Anadolu buraya, kendi kültürüyle birlikte yemeğini de getirdi. İstanbul’da yemek kültürü çeşitlendi. En çok olumlu bulduğum yön budur. Şunu iddia ediyorum ki; Siirt büryanının en iyisi, Adana kebabının en lezzetlisi, Hatay künefesinin en lezzetlisi İstanbul’da. Buraya en iyi malzemeleri, en iyi aşçıları getiriyorlar. İstanbul’da yediğim birçok kebapçının tadını Anadolu’daki kebapçılarda bulamadım. En güzelleri burada. Yemek çeşidinin, mutfak sayısının artması olumlu bir gelişmedir. Mutfakta renk fazlalaştı.
* Bugün bu saydığınız bölgelerin yemeklerini en iyi hangi mekanlarda bulmak mümkün?
Antep yiyecekseniz Develi’ye ya da Mabeyn’e gideceksiniz. Adana kebabı yiyecekseniz Köşebaşı ya da Günaydın’a... Hatay mutfağı Aksaray’da Hatay Sofrası’nda, Siirt büryanı Fatih’te Kadınlar Pazarı’ndaki Şeref’in Yeri’nde güzel yapılır.
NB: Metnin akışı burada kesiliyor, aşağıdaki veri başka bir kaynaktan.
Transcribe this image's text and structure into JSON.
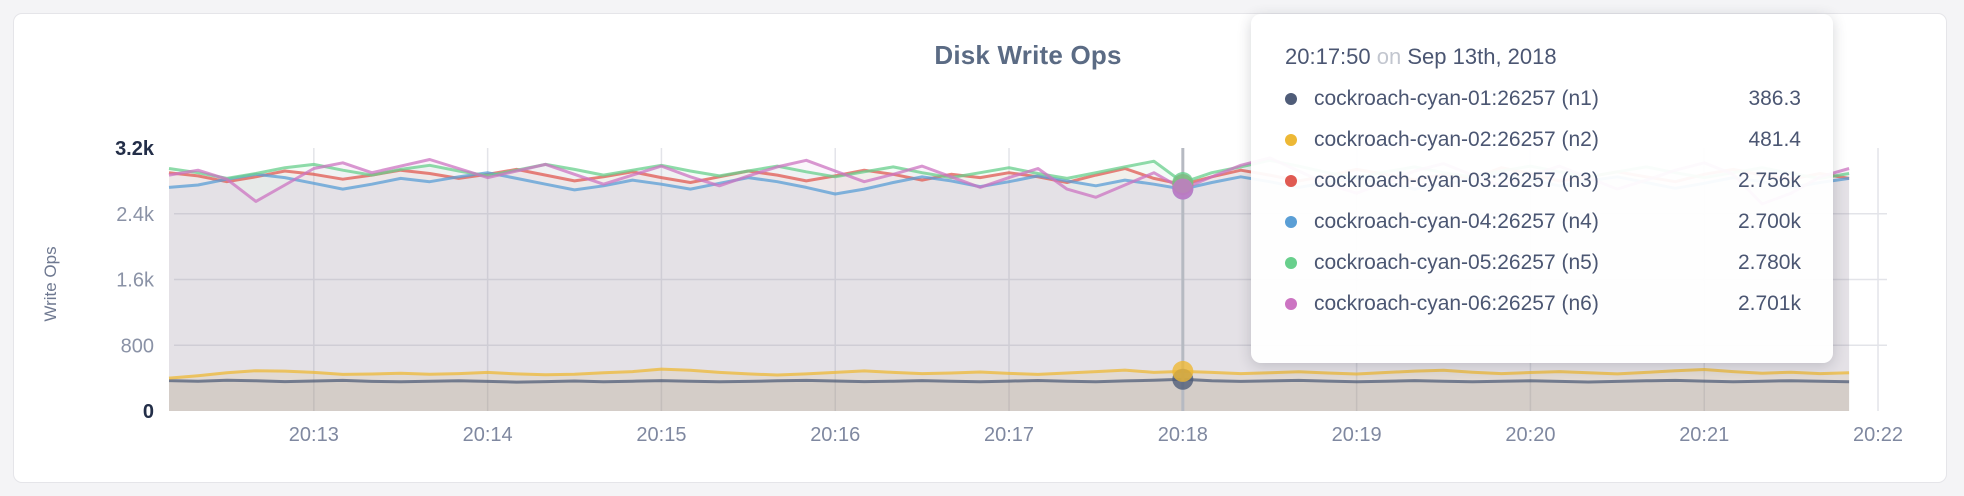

Van kahvaltı salonlarının çok kalitelileri var. Her ne kadar temsilcileri azalsa da İstanbul mutfağı da yerli yerinde duruyor.
* İstanbul mutfağını en iyi hangi restoranlarda tadabiliriz?
Güzel bir yemek yiyeceksem Borsa’nın bütün lokantaları, Hünkar’ı, yahut yüzyılı aşkın Kanaat Lokantası’nı tercih ediyorum. Pandeli de çok güzeldir. Türk mutfağından güzel örnekler veren Mikla ve X Restoran, manzarasıyla da fark yaratır.